45 Year Later, Medgar Evers' Legacy Inspires
Evers, the field agent for the Mississippi NAACP, was on the Coast a day earlier, planning a wade-in with Dr. Gilbert Mason for June 16, 1963. They hoped the protest would lead to blacks being allowed access to Mississippi's public beaches.
Evers was shot shortly after midnight on June 12 as he got out of his car and dragged himself to the back door of his home, where he died in front of his wife and three children.
"Every year this time," said Robert L. Stepney, who fell quiet before remembering the anniversary of his friend's death. He thinks about Evers, his college roommate for three years, and said, "You don't have many good friends."
The two met at Alcorn State University, where Evers went after serving in an all-black Army regiment in Europe during World War II. Evers was a quarterback on the football team and Stepney was his favorite wide receiver.
"We were like brothers," said Stepney, who moved to Gulfport in the 1960s and was a coach for 36 years. "When he came to the Coast, he would always come and stay with us."
"I was a young child in Columbus, Miss., when I heard about him being killed," said James Crowell, NAACP-Biloxi president.
He believes Barack Obama being a possible presidential nominee "equates to what started with Medgar Evers in those early years."
Evers and Martin Luther King gave their lives for what they believed and Crowell said, "I take my hat off to them. I don't have the threats that they had back in their days."
Just a week before Evers was killed, a firebomb was tossed into the carport of his home. On June 11, Dr. Felix Dunn of Gulfport called Evers to warn him he was in danger.
"They all knew they were in danger," said Gulfport attorney Felicia Dunn-Burkes, daughter of Dr. Dunn, who fought for civil rights on the Coast with Mason.
They would call each other "anytime someone got a credible indication that there was a real and present threat, not just that constant threat that was out there."
Dunn-Burkes said her recollections are from her childhood. Evers was the point person for all the state's NAACP groups, and "he was the voice to the national office."

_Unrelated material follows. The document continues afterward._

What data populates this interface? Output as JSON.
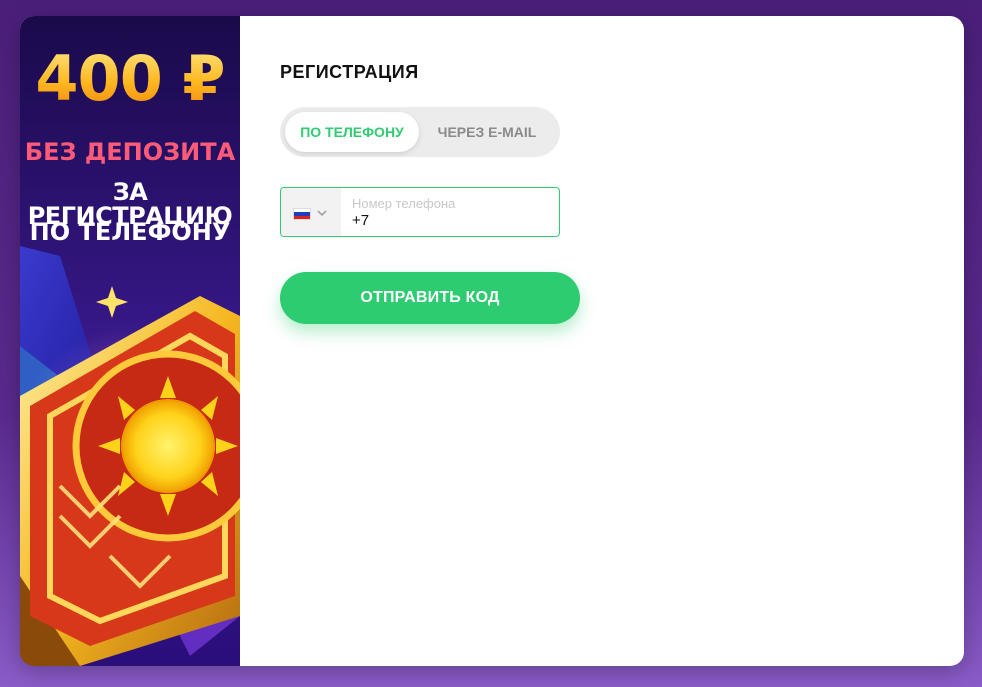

When her parents went to Jackson to NAACP meetings, she went along. "We were there for all the programs. We were on the beach for all the wade-ins."

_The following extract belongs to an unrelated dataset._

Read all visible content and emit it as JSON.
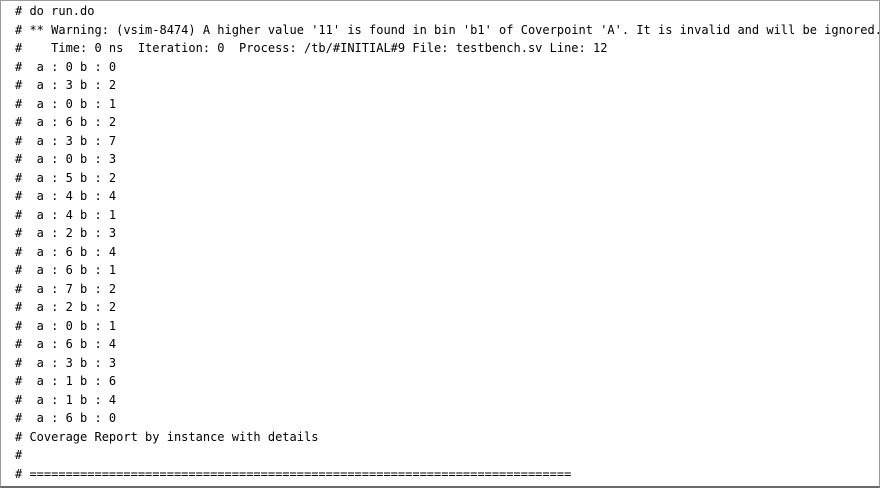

She admired Evers' organization skills and his "fabulous recall. He was able to pull facts and pull names and pull resources. He was just beyond fearless. He was so committed and confident in the rightness of what he was doing. He was always at peace. Never worried because he knew he was right."
Stepney said he, Evers and two cars full of students from Alcorn went to register to vote in Decatur around 1947.
An old white man came out and told them, "I don't want to see any of y'all get hurt. Don't try to go in and vote. You don't know these people here."
Evers said the gentleman didn't have to warn them and Stepney said the man probably saved their lives.
"I introduced him to his wife," Myrlie Beasley, said Stepney, who along with his wife were godparents to their three children.
It would be five years after Evers' death, in 1968, that the Mississippi beaches were legally open to blacks, and the schools weren't desegregated until the 1970s, said Dunn-Burkes.
Evers' killer, Byron De La Beckwith, was convicted of his murder more than 30 years later in 1994 after Evers' body was exhumed and the bullet tied the suspect to the murder.
A Mississippi Civil Rights Museum will be built at Tougaloo College near Jackson.
Moss Point Mayor Xavier Bishop, who served on the site selection committee, said Evers' slaying had a profound effect and underscored the violent nature of the civil rights movement.
"I think it will help to capture in very concise detail the movement and the story that is told here in Mississippi," Bishop said.